Ces différents réacteurs donnent lieu à une effervescence de start-up et à un vrai intérêt de la communauté financière. Plusieurs projets très innovants font ainsi l’objet de développements financés à hauteur de plusieurs centaines de milliers d’euros ou de dollars (TerraPower, X‑energy, Newcleo, par exemple). En outre de toutes petites sociétés de quelques personnes voient également le jour. Les défis technologiques sont majeurs ; pour autant l’entrepreneuriat est là et cela ne s’était véritablement jamais produit jusqu’à maintenant dans la filière.
Et les investisseurs…
Il faut aussi attirer et rassurer les investisseurs effrayés par des durées de construction longues, semées d’embûches, en réduisant les risques industriels par effet série comme indiqué plus haut, mais aussi en prévoyant des rémunérations sûres sur le long terme. La taxonomie européenne toute récente sur le nucléaire donne une bonne direction pour les investisseurs. Il faut aller plus loin sur le financement des projets. Deux voies sont possibles : garantir une fourchette de revenus sur la durée avec un mécanisme d’incitation sur le coût de construction, ou prévoir une part de financement garanti en cours de construction par l’État. L’objectif est de réduire le coût du capital, structurant dans le prix final de l’électricité.
L’impératif européen
En matière industrielle, la question des moyens humains et industriels à former et à engager est très importante, comme vu ci-dessus. Aujourd’hui les pays de l’Union européenne disposent de moyens industriels importants en la matière, plus d’un million d’emplois selon Nuclear-europe. Même les pays qui n’envisagent pas de construire abritent des industriels puissants (contrôle-commande en Allemagne, mécanique et tuyauterie en Italie, par exemple). Quant aux 12 ou 13 pays like-minded, ceux qui veulent exploiter ou construire, faisons-en des alliés industriels et pas seulement des acheteurs de la technologie française.
“Mutualiser les efforts et créer une solidarité de fait.”
L’enjeu essentiel européen est l’accélération du redémarrage de la construction neuve au-delà des pays qui n’ont jamais cessé d’exploiter et de construire (France, UK, Finlande, Tchéquie, Slovaquie, Hongrie…). Nous ne pourrons pas non plus développer des réacteurs nouveaux innovants (les AMR) et créer de nouvelles filières de façon isolée dans chaque pays. Les pays européens n’en ont pas les moyens. Il nous faut créer des alliances européennes sur ces nouveaux projets. Il nous faut aussi davantage associer ce paysage industriel européen dans nos projets français. Cela permettra de mutualiser les efforts et de créer une solidarité de fait. Nous ne réussirons pas seuls.
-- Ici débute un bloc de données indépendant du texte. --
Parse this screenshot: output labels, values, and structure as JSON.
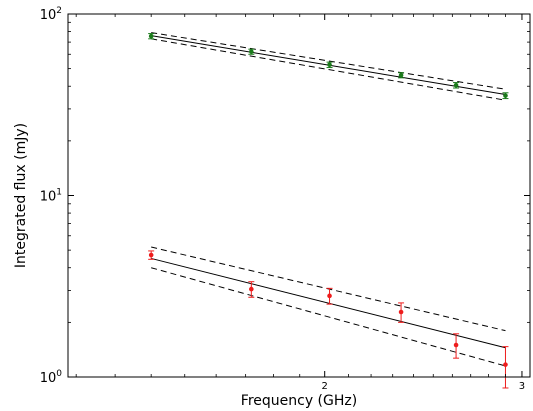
{
  "chart_data": {
    "type": "scatter",
    "title": "",
    "xlabel": "Frequency (GHz)",
    "ylabel": "Integrated flux (mJy)",
    "xscale": "log",
    "yscale": "log",
    "xlim": [
      1.18,
      3.05
    ],
    "ylim": [
      1,
      100
    ],
    "x_ticks": [
      {
        "value": 2,
        "label": "2"
      },
      {
        "value": 3,
        "label": "3"
      }
    ],
    "y_ticks": [
      {
        "value": 1,
        "base": "10",
        "exp": "0"
      },
      {
        "value": 10,
        "base": "10",
        "exp": "1"
      },
      {
        "value": 100,
        "base": "10",
        "exp": "2"
      }
    ],
    "grid": false,
    "series": [
      {
        "color": "#1a7a1a",
        "x": [
          1.4,
          1.72,
          2.02,
          2.34,
          2.62,
          2.9
        ],
        "y": [
          75.5,
          62.0,
          52.5,
          46.0,
          40.5,
          35.5
        ],
        "err": [
          2.5,
          2.0,
          1.8,
          1.5,
          1.4,
          1.3
        ],
        "fit": {
          "x": [
            1.4,
            2.9
          ],
          "y": [
            76.0,
            36.0
          ]
        },
        "fit_upper": {
          "x": [
            1.4,
            2.9
          ],
          "y": [
            79.0,
            38.5
          ]
        },
        "fit_lower": {
          "x": [
            1.4,
            2.9
          ],
          "y": [
            73.0,
            33.5
          ]
        }
      },
      {
        "color": "#ee1c1c",
        "x": [
          1.4,
          1.72,
          2.02,
          2.34,
          2.62,
          2.9
        ],
        "y": [
          4.7,
          3.05,
          2.8,
          2.28,
          1.5,
          1.17
        ],
        "err": [
          0.25,
          0.3,
          0.28,
          0.28,
          0.23,
          0.3
        ],
        "fit": {
          "x": [
            1.4,
            2.9
          ],
          "y": [
            4.5,
            1.45
          ]
        },
        "fit_upper": {
          "x": [
            1.4,
            2.9
          ],
          "y": [
            5.2,
            1.8
          ]
        },
        "fit_lower": {
          "x": [
            1.4,
            2.9
          ],
          "y": [
            4.0,
            1.15
          ]
        }
      }
    ]
  }
}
Créer la confiance dans la durée
Nous avons enfin besoin de stabilité dans la feuille de route définie. Sa définition est un choix majeur de politique énergétique et relève à ce titre du politique. Pour autant, une fois définie, il faut inscrire cette politique dans la durée et la stabilité (période vingt à trente ans) et la mettre à l’abri de débats politiciens de court terme. Peut-être nos gouvernements peuvent-ils imaginer des dispositifs juridiques le permettant, ce serait souhaitable. La loi Bataille de 1991 sur les déchets nucléaires, avec les trois axes qu’elle définissait, est un bon exemple méthodologique de la construction d’une telle logique. Car c’est bien la confiance qu’il faut continûment bâtir, et elle se bâtit dans la durée : seule la confiance de notre régulateur sûreté, de notre industrie pour investir, celle de nos financiers, et surtout de nos jeunes pour se former à nos métiers et venir y travailler nous permettront de réussir.